Menos frecuente que el Datamatrix en aplicaciones industriales, el código QR es una opción práctica cuando se requiere lectura desde smartphone o tableta. Su alta capacidad de datos (más de 4,000 caracteres) permite codificar directamente URLs e información detallada de la pieza.
Los códigos de barras 1D siguen siendo muy utilizados para la identificación lineal de piezas de acero, especialmente en logística y manejo de refacciones.
Los formatos más comunes — Code 128, Code 39 y EAN — permiten codificar entre diez y veinte caracteres. El marcado láser sobre acero con anchos de barra de 0.15 a 0.25 mm garantiza de manera consistente una lectura confiable por escáner.
Se integran fácilmente en líneas de ensamble equipadas con lectores fijos de corto alcance. El marcado láser permite alta velocidad de producción (hasta 1-2 códigos por segundo), mientras que el marcado por micropercusión, aunque más lento, ofrece mayor durabilidad del marcado en ambientes abrasivos o con condiciones severas.
Para aplicaciones donde la durabilidad del marcado es un requerimiento crítico, el marcado profundo es la solución de referencia: las marcas permanecen legibles después del maquinado, pintado, granallado o galvanizado.
En el sector automotriz, el marcado profundo se aplica principalmente al VIN en chasis, donde la profundidad y continuidad del trazo son indispensables para el cumplimiento normativo y la prevención de fraude.
En construcción metálica y aplicaciones offshore, las vigas estructurales y bridas se marcan en profundidad para mantener la legibilidad después del granallado y pintado, resistiendo al mismo tiempo los ciclos térmicos y la corrosión.
El sector ferroviario y la industria de maquinaria también recurren al marcado profundo para piezas forjadas y componentes de seguridad, con profundidades mínimas definidas en las especificaciones del cliente y las normas aplicables.

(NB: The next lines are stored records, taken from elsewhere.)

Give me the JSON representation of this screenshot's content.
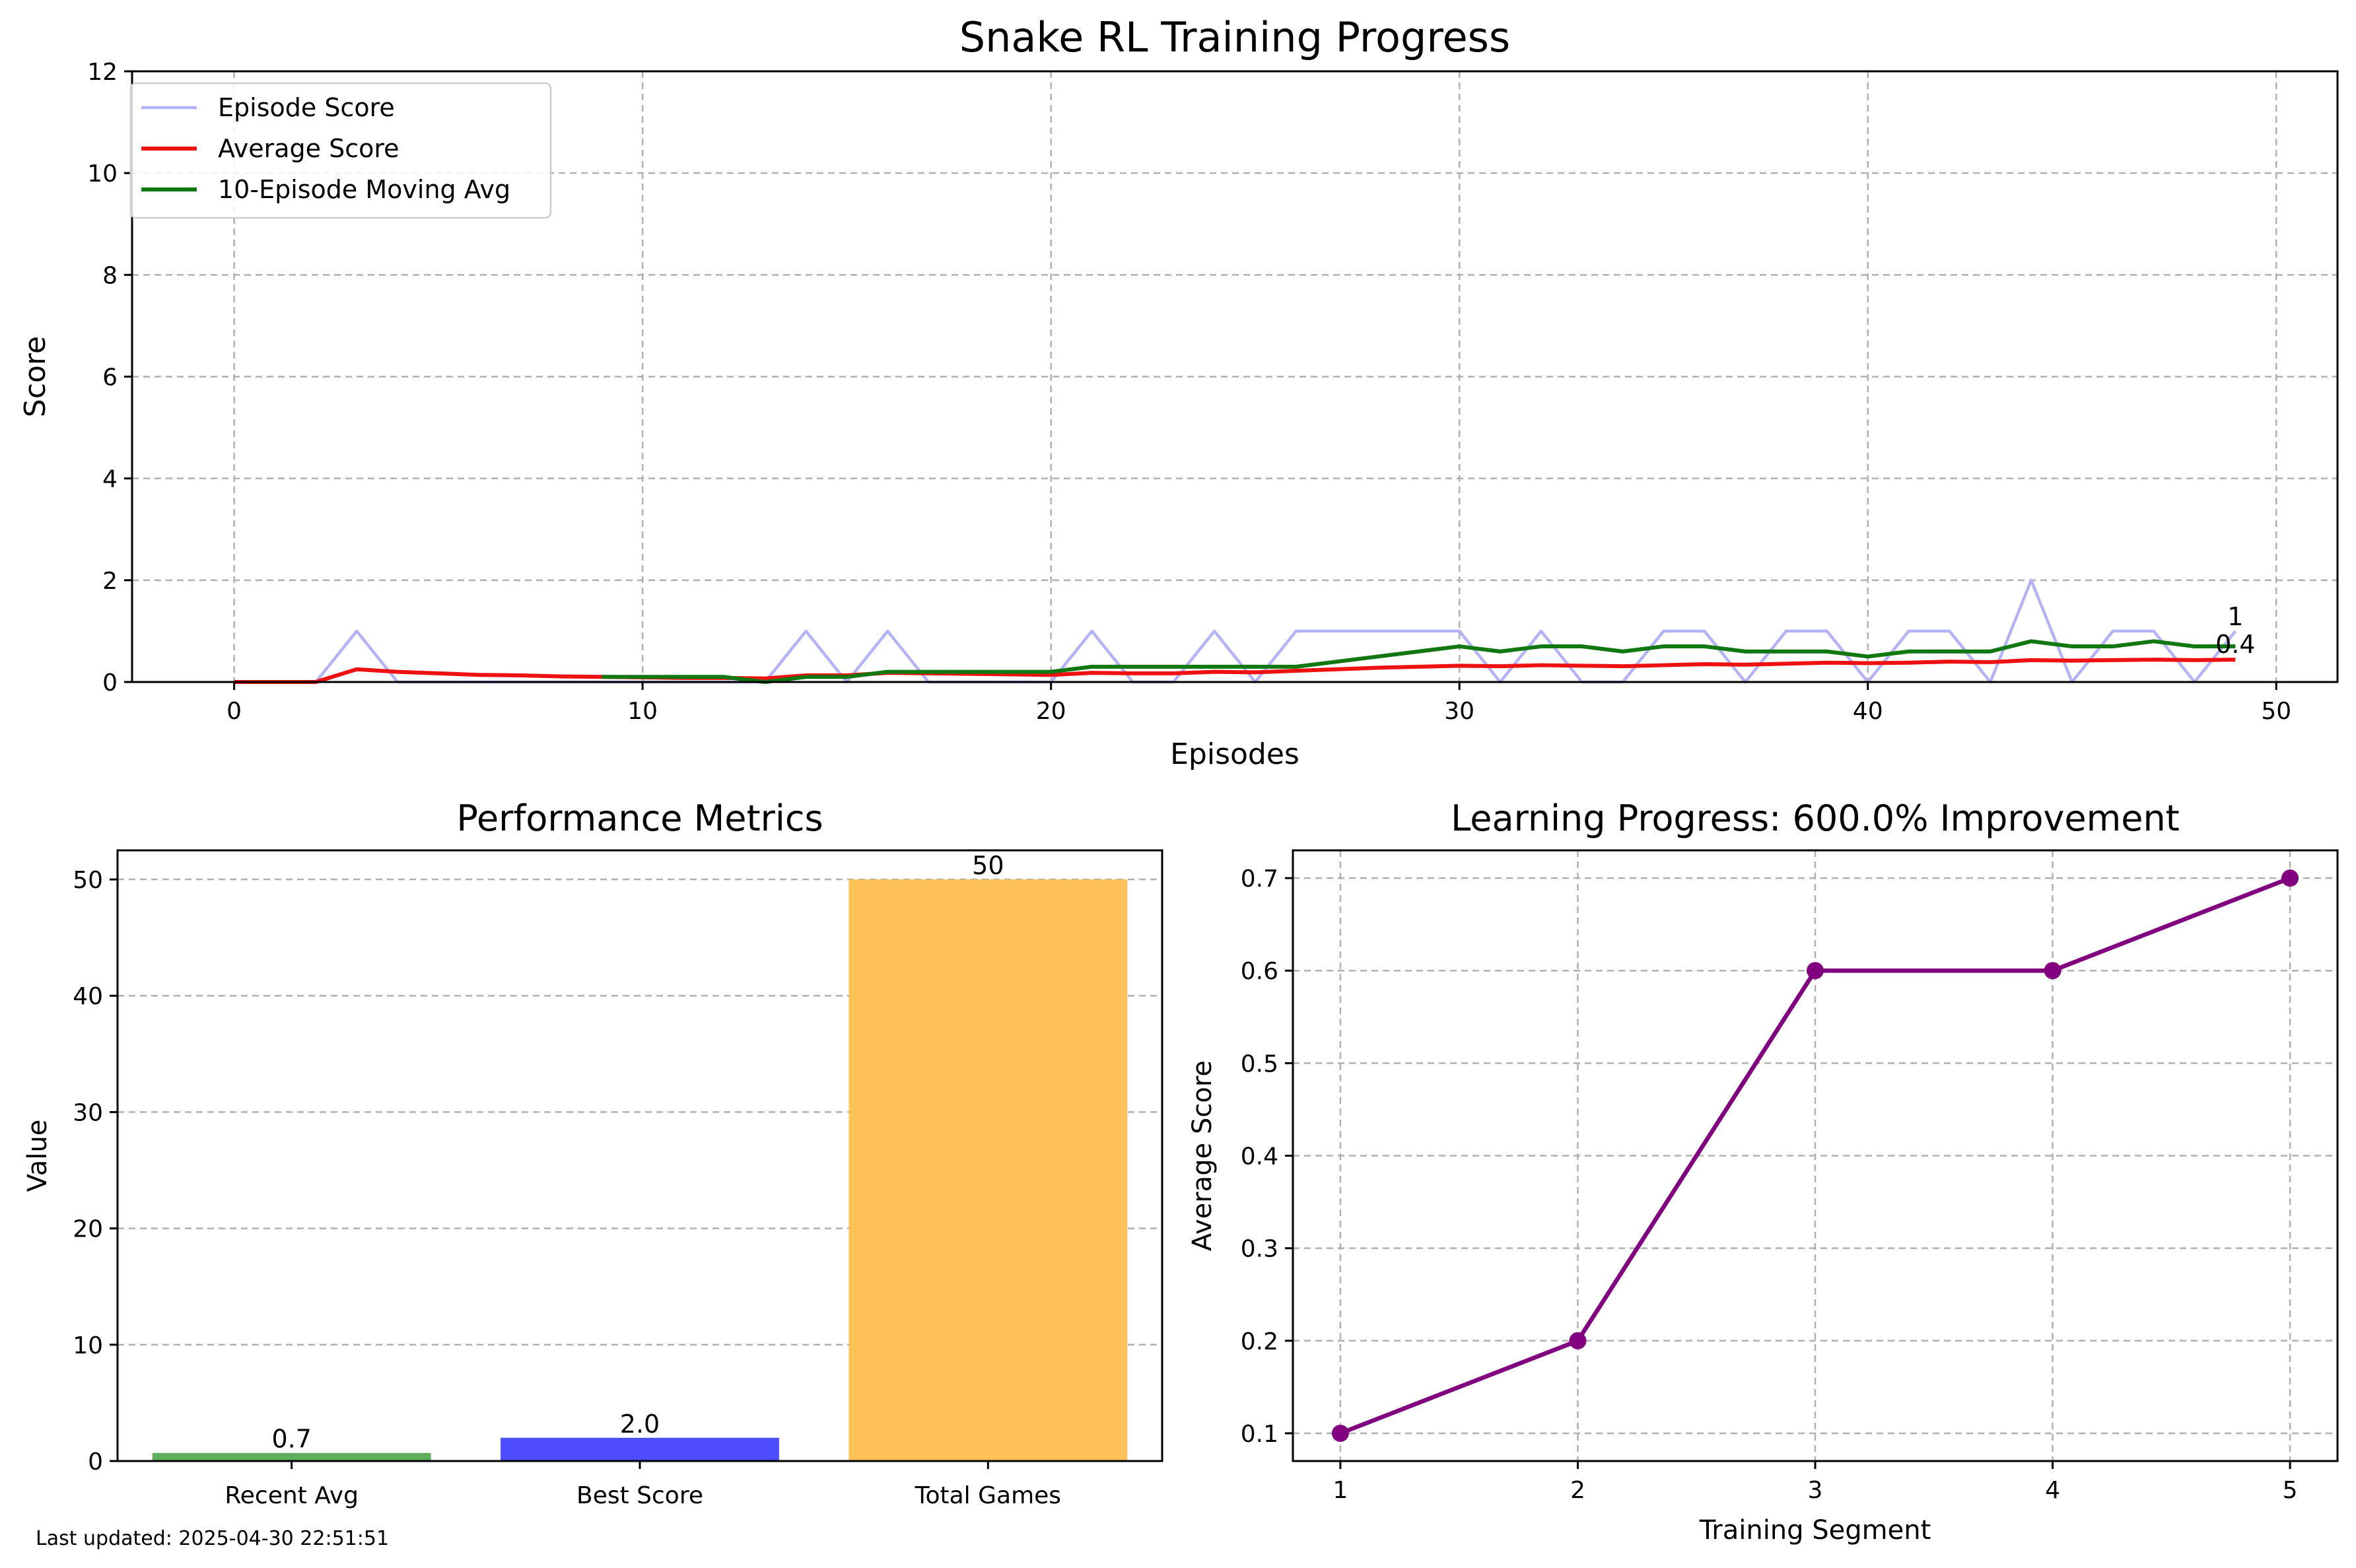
{
  "footer": {
    "last_updated": "Last updated: 2025-04-30 22:51:51"
  },
  "chart_data": [
    {
      "type": "line",
      "title": "Snake RL Training Progress",
      "xlabel": "Episodes",
      "ylabel": "Score",
      "xlim": [
        -2.5,
        51.5
      ],
      "ylim": [
        0,
        12
      ],
      "xticks": [
        0,
        10,
        20,
        30,
        40,
        50
      ],
      "yticks": [
        0,
        2,
        4,
        6,
        8,
        10,
        12
      ],
      "grid": true,
      "legend_position": "top-left",
      "series": [
        {
          "name": "Episode Score",
          "color": "#b3b3f5",
          "x": [
            0,
            1,
            2,
            3,
            4,
            5,
            6,
            7,
            8,
            9,
            10,
            11,
            12,
            13,
            14,
            15,
            16,
            17,
            18,
            19,
            20,
            21,
            22,
            23,
            24,
            25,
            26,
            27,
            28,
            29,
            30,
            31,
            32,
            33,
            34,
            35,
            36,
            37,
            38,
            39,
            40,
            41,
            42,
            43,
            44,
            45,
            46,
            47,
            48,
            49
          ],
          "y": [
            0,
            0,
            0,
            1,
            0,
            0,
            0,
            0,
            0,
            0,
            0,
            0,
            0,
            0,
            1,
            0,
            1,
            0,
            0,
            0,
            0,
            1,
            0,
            0,
            1,
            0,
            1,
            1,
            1,
            1,
            1,
            0,
            1,
            0,
            0,
            1,
            1,
            0,
            1,
            1,
            0,
            1,
            1,
            0,
            2,
            0,
            1,
            1,
            0,
            1
          ]
        },
        {
          "name": "Average Score",
          "color": "#ee1111",
          "x": [
            0,
            1,
            2,
            3,
            4,
            5,
            6,
            7,
            8,
            9,
            10,
            11,
            12,
            13,
            14,
            15,
            16,
            17,
            18,
            19,
            20,
            21,
            22,
            23,
            24,
            25,
            26,
            27,
            28,
            29,
            30,
            31,
            32,
            33,
            34,
            35,
            36,
            37,
            38,
            39,
            40,
            41,
            42,
            43,
            44,
            45,
            46,
            47,
            48,
            49
          ],
          "y": [
            0,
            0,
            0,
            0.25,
            0.2,
            0.17,
            0.14,
            0.13,
            0.11,
            0.1,
            0.09,
            0.08,
            0.08,
            0.07,
            0.13,
            0.13,
            0.18,
            0.17,
            0.16,
            0.15,
            0.14,
            0.18,
            0.17,
            0.17,
            0.2,
            0.19,
            0.22,
            0.25,
            0.28,
            0.3,
            0.32,
            0.31,
            0.33,
            0.32,
            0.31,
            0.33,
            0.35,
            0.34,
            0.36,
            0.38,
            0.37,
            0.38,
            0.4,
            0.39,
            0.43,
            0.42,
            0.43,
            0.44,
            0.43,
            0.44
          ]
        },
        {
          "name": "10-Episode Moving Avg",
          "color": "#117711",
          "x": [
            9,
            10,
            11,
            12,
            13,
            14,
            15,
            16,
            17,
            18,
            19,
            20,
            21,
            22,
            23,
            24,
            25,
            26,
            27,
            28,
            29,
            30,
            31,
            32,
            33,
            34,
            35,
            36,
            37,
            38,
            39,
            40,
            41,
            42,
            43,
            44,
            45,
            46,
            47,
            48,
            49
          ],
          "y": [
            0.1,
            0.1,
            0.1,
            0.1,
            0,
            0.1,
            0.1,
            0.2,
            0.2,
            0.2,
            0.2,
            0.2,
            0.3,
            0.3,
            0.3,
            0.3,
            0.3,
            0.3,
            0.4,
            0.5,
            0.6,
            0.7,
            0.6,
            0.7,
            0.7,
            0.6,
            0.7,
            0.7,
            0.6,
            0.6,
            0.6,
            0.5,
            0.6,
            0.6,
            0.6,
            0.8,
            0.7,
            0.7,
            0.8,
            0.7,
            0.7
          ]
        }
      ],
      "annotations": [
        {
          "text": "1",
          "x": 49,
          "y": 1.3,
          "color": "#000000"
        },
        {
          "text": "0.4",
          "x": 49,
          "y": 0.75,
          "color": "#ee1111"
        }
      ]
    },
    {
      "type": "bar",
      "title": "Performance Metrics",
      "xlabel": "",
      "ylabel": "Value",
      "categories": [
        "Recent Avg",
        "Best Score",
        "Total Games"
      ],
      "values": [
        0.7,
        2.0,
        50
      ],
      "value_labels": [
        "0.7",
        "2.0",
        "50"
      ],
      "colors": [
        "#55aa55",
        "#4444ff",
        "#ffbf4f"
      ],
      "ylim": [
        0,
        52.5
      ],
      "yticks": [
        0,
        10,
        20,
        30,
        40,
        50
      ],
      "grid": true
    },
    {
      "type": "line",
      "title": "Learning Progress: 600.0% Improvement",
      "xlabel": "Training Segment",
      "ylabel": "Average Score",
      "x": [
        1,
        2,
        3,
        4,
        5
      ],
      "y": [
        0.1,
        0.2,
        0.6,
        0.6,
        0.7
      ],
      "color": "#800080",
      "marker": "circle",
      "xlim": [
        0.8,
        5.2
      ],
      "ylim": [
        0.07,
        0.73
      ],
      "xticks": [
        1,
        2,
        3,
        4,
        5
      ],
      "yticks": [
        0.1,
        0.2,
        0.3,
        0.4,
        0.5,
        0.6,
        0.7
      ],
      "grid": true
    }
  ]
}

Estos marcados permanentes robustos garantizan una trazabilidad duradera y evitan costosas reposiciones de piezas.
En la práctica, la elección de la tecnología de marcado permanente del acero depende de las restricciones del proceso: el rayado se prefiere para las piezas forjadas destinadas al granallado, mientras que el marcado por micropercusión es la opción más adecuada para piezas que serán pintadas posteriormente.
Los requerimientos de uso final también guían la decisión: los pictogramas que deben permanecer visibles después del pintado se aplican frecuentemente con marcado por micropercusión, mientras que los símbolos de conformidad requieren la precisión y el contraste que solo el marcado láser puede proporcionar de forma confiable.
El acero, gracias a su robustez, dureza y estabilidad dimensional, es un material ideal para el marcado permanente mediante marcado láser, micropercusión o rayado. Estas tecnologías de marcado del acero mantienen una legibilidad duradera incluso en los ambientes operativos más severos, cumpliendo al mismo tiempo con los requerimientos de conformidad de los sectores automotriz, aeroespacial, ferroviario, energía, médico y defensa.
Según la aplicación, el marcado puede configurarse para máxima profundidad, alto contraste o detalle fino, adaptándose a los requerimientos industriales y normativos específicos.